David found his strength in the Lord God supplies. So he asks God what to do and God tells him go get em back! David marches off to find them but along the journey 200 out of the 600 men stop because of exhaustion. So now with just 400 men David marches through the desert till God providentially provides for them a person to lead them to the army of the Amalekites. David and his men destroy the Amalekite army and return the women and children back to their homes.
David, at the end of his wits, strengthened himself in the Lord. He didn’t rely on his ability or emotion to drive him. He sought the Lord, and and rested in His strength for the battle. When you’re at the end of your wits and just want a break from serving or don’t feel like you can do it anymore, are you trusting in your abilities and capacities, or are you stopping to seek the Lord and resting in the strength that he supplies?
Do you know what happens when we serve in God’s strength and we speak God’s Word and we open our homes to God’s people because we deeply love one another because we have prayed with the right perspective? 1 Pet. 4:11
1 Peter 4:11 (ESV)
in order that in everything God may be glorified through Jesus Christ. To him belong glory and dominion forever and ever. Amen.

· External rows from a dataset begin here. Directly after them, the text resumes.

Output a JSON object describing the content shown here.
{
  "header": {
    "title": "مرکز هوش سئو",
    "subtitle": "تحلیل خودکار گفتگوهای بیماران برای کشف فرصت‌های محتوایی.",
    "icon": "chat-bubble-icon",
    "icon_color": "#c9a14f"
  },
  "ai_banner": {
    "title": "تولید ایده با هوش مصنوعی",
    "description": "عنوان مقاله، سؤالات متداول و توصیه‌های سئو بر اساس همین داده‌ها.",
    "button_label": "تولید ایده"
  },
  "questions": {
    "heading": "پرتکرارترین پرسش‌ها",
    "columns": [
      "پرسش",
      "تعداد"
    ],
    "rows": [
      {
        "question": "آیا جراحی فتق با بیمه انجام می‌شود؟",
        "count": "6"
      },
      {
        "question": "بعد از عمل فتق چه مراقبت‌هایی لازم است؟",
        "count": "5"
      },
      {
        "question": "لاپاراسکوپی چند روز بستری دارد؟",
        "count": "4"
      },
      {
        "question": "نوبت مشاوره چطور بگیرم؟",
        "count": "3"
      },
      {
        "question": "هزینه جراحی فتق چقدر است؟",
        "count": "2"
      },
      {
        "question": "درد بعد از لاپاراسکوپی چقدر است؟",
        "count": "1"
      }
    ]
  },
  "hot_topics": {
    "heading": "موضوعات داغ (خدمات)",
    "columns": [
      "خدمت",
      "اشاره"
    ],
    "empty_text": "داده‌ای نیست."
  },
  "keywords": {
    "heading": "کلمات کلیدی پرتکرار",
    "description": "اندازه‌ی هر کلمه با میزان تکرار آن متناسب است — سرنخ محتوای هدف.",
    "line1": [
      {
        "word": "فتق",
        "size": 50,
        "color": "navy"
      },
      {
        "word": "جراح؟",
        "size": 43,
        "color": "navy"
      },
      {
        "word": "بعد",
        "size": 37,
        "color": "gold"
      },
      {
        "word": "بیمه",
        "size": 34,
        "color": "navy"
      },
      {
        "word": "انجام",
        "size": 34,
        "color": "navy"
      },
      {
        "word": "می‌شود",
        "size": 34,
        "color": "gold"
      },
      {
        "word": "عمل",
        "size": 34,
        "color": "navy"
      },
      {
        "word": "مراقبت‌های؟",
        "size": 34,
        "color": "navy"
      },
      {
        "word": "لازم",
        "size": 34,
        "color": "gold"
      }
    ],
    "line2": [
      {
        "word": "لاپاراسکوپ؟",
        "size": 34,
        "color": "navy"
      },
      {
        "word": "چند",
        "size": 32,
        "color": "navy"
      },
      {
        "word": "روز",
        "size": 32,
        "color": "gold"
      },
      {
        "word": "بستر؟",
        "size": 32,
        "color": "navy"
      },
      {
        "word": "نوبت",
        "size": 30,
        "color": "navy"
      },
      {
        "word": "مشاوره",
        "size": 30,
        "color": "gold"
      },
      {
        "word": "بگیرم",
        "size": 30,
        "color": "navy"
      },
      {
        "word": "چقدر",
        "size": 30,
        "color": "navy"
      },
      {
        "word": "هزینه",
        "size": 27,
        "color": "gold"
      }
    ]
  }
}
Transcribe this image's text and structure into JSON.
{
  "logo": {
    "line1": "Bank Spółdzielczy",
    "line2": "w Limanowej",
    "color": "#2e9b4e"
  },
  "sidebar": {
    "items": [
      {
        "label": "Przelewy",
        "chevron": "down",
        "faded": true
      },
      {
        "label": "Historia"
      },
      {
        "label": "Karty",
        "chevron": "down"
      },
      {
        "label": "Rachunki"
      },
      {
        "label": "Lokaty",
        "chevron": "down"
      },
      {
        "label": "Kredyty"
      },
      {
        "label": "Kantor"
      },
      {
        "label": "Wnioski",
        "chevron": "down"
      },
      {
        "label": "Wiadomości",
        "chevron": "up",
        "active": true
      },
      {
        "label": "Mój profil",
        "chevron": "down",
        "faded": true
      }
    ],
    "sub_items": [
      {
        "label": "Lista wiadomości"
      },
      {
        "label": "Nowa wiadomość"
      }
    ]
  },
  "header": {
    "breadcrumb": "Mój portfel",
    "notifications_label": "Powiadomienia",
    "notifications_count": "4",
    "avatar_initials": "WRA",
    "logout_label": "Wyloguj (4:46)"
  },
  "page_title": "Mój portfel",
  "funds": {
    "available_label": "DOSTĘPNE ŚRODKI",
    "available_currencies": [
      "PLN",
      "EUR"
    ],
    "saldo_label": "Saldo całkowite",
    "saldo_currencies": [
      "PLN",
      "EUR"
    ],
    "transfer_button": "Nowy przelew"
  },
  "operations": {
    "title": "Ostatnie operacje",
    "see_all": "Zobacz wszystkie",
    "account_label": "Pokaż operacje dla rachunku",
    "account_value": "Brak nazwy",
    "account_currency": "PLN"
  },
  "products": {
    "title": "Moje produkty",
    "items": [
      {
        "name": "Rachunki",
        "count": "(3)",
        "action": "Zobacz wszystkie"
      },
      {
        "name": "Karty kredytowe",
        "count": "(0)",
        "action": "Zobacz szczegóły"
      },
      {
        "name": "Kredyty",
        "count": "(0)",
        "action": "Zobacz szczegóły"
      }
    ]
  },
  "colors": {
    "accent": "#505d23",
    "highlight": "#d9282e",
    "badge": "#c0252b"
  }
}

God is glorified! Church, what is our mission statement? We exist to glorify God by making disciples in Dalhart and around the world. How do you do that? You have the right perspective that leads you to pray for one another. You love one another by showing hospitality towards one another and you use your gifts to serve one another. When we do that, we get to glorify God together and the outside world sees glimpses of his kingdom come here on earth.
Right perspective calls us to right living. So the question for you this morning is do you have the right perspective? Did you wake up this morning and remember that the end is at hand? The king is coming back to rule and reign for all eternity. Did that motivate your desire to be here today? When you wake up tomorrow are you going to take up that perspective again. Are you allowing the perspective to call you to live rightly? Are you sober-minded and self-controlled in your prayers or just selfish? Are you showing your love for one another through hospitality and the use of your gifts? Church may we glorify God, the one to whom all glory and dominion belongs to forever and ever, by keeping in mind the end is at hand and living accordingly. Let’s pray.